Antigua Embajada Británica, located at Calle Fernando el Santo, 16, is the location of the old British embassy in Spain. The British used the location from 1966 until 2009. The building was done in a brutalist and rationalist style by architects W.S. Bryant and Luis Blanco-Soler. A protest was held in front of the embassy on 21 May 1988 by around 40 gay and lesbians against Thatcher’s clause 28. Five representatives, one from each group present, chained themselves to the gates of the embassy. Groups participating included CLFM and COGAM.
The Contencioso-Administrativo del TSJ de Madrid, located at Calle del General Castaños, 1, ruled that Mutualidad General de Funcionarios Civiles del Estado (MUFACE), located at Calle de Modesto Lafuente, needed to pay a single woman from Madrid €597 to cover the costs of medications that had been rejected from public funding because she was single.
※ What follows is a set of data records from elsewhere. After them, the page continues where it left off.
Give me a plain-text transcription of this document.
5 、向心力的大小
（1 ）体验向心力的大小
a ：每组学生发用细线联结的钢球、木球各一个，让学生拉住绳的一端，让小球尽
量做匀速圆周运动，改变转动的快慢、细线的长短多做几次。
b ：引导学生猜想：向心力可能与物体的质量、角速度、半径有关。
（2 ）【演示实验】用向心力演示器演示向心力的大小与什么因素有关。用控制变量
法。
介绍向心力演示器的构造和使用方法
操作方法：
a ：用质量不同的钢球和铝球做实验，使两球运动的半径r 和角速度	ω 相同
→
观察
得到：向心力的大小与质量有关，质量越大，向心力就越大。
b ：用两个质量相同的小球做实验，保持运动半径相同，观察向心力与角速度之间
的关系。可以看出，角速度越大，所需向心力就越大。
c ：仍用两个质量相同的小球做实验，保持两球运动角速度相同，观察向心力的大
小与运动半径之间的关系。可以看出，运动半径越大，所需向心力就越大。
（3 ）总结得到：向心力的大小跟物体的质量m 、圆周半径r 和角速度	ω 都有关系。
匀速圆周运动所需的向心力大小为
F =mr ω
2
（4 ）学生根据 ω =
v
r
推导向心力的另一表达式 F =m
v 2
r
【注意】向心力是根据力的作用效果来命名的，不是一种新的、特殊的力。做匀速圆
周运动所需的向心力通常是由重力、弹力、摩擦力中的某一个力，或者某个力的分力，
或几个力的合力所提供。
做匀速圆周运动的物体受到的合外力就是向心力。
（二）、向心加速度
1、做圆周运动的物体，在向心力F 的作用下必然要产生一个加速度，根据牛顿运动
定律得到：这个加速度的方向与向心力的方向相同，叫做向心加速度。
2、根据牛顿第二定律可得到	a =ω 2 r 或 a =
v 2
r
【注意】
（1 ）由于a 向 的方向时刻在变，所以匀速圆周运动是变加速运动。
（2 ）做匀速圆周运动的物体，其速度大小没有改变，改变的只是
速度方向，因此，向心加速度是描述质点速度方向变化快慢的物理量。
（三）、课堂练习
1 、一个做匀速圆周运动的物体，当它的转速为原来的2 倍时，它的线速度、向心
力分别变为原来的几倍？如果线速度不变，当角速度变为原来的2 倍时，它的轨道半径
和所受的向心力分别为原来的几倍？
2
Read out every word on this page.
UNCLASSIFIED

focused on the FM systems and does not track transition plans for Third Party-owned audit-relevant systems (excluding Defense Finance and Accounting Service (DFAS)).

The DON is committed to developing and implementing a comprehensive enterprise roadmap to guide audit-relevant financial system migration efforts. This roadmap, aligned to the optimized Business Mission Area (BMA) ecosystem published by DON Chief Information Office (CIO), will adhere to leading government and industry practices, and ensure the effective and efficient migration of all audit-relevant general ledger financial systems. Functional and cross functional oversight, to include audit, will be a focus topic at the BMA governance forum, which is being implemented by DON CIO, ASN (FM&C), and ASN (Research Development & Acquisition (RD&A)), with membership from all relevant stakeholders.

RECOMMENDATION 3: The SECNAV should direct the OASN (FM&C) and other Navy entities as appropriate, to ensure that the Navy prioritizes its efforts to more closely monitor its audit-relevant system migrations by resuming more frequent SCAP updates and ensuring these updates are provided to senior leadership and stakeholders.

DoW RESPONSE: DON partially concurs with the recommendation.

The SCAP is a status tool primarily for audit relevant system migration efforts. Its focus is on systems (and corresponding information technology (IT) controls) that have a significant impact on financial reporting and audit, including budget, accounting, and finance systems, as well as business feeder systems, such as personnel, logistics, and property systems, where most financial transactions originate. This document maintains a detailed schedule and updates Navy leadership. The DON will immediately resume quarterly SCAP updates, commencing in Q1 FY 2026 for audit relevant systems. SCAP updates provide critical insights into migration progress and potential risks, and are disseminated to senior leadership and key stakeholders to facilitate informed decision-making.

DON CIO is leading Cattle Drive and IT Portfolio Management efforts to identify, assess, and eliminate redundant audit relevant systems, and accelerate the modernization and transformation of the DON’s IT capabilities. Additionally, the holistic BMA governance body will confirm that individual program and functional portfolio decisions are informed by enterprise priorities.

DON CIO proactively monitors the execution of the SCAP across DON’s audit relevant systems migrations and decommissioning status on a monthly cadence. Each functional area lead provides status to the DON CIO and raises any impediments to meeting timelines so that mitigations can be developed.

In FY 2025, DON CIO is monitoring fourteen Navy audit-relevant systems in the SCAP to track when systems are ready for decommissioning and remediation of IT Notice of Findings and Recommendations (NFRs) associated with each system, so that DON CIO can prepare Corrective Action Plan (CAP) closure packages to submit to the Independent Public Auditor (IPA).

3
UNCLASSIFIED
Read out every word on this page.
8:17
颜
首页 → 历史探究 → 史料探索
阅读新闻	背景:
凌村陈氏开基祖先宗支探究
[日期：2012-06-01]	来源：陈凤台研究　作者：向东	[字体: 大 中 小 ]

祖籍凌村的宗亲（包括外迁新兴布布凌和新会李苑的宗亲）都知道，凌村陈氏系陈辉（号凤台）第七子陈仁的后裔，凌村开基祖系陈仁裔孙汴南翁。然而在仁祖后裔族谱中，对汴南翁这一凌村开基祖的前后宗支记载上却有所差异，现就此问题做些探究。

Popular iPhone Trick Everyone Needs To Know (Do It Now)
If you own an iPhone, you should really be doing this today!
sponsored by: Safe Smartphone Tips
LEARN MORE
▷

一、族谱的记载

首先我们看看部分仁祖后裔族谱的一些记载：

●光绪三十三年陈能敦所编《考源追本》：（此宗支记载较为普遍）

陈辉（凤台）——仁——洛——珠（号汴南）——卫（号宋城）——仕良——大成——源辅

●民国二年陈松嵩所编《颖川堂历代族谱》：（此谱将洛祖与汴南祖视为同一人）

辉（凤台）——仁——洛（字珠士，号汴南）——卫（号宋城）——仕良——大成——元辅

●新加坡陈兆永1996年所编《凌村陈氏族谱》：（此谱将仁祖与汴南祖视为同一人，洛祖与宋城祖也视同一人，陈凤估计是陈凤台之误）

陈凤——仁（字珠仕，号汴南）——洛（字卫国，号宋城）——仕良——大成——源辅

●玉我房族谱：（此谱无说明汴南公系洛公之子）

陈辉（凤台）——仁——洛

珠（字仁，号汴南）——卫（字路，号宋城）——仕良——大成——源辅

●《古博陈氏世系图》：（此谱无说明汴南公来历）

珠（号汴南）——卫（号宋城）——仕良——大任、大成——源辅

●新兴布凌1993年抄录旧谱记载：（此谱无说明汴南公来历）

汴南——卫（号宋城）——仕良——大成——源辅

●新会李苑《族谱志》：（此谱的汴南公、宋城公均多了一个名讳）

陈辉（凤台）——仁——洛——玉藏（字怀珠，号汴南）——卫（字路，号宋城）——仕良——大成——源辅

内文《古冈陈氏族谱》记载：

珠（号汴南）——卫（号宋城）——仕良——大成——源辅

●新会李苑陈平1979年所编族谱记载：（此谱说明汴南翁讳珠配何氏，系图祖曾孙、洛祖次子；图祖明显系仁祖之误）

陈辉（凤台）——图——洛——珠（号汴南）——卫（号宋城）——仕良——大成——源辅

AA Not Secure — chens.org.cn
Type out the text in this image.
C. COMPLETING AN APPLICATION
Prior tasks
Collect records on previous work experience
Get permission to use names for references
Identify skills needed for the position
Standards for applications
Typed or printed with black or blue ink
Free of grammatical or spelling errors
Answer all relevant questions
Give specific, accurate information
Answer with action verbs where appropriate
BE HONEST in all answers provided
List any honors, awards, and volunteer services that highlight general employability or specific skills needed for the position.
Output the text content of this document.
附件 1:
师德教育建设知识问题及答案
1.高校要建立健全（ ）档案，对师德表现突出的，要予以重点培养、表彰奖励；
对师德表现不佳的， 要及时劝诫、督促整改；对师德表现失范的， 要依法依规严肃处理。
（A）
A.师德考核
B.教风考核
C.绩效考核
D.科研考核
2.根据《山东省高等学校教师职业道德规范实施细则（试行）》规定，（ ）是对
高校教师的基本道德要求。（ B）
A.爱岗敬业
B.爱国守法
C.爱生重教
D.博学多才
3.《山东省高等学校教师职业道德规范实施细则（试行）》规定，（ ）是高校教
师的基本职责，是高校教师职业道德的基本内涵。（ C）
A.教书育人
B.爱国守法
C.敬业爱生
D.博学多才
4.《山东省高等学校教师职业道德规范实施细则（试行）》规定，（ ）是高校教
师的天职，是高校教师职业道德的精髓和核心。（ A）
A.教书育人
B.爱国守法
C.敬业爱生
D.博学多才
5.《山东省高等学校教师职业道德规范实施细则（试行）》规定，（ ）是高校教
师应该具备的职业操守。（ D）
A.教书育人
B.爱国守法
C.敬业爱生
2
The judicial ruling implied similar findings should be possible based on sexual orientation.
Partido Popular, located at Calle Genoa, 13, is the political party’s national headquarters. The party traces its history back to that of former Francoists. The party was preceded by Alianza Popular, founded in 1977 and was refounded in its current form in 1989. The party moved into their present location in February 1983. Prior to that, the plot was an orchard that was part of a convent of the Salesian nuns. In February 2021, Partido Popular President Pablo Casado announced his intention to move the headquarters to a new location. As part of the 8 March 2019 International Women’s Day events in Madrid, lesbians made a symbolic visit to the offices of Partido Popular, chanting outside of it, España mañana será lesbiana” while waving rainbow flags and women’s power flags.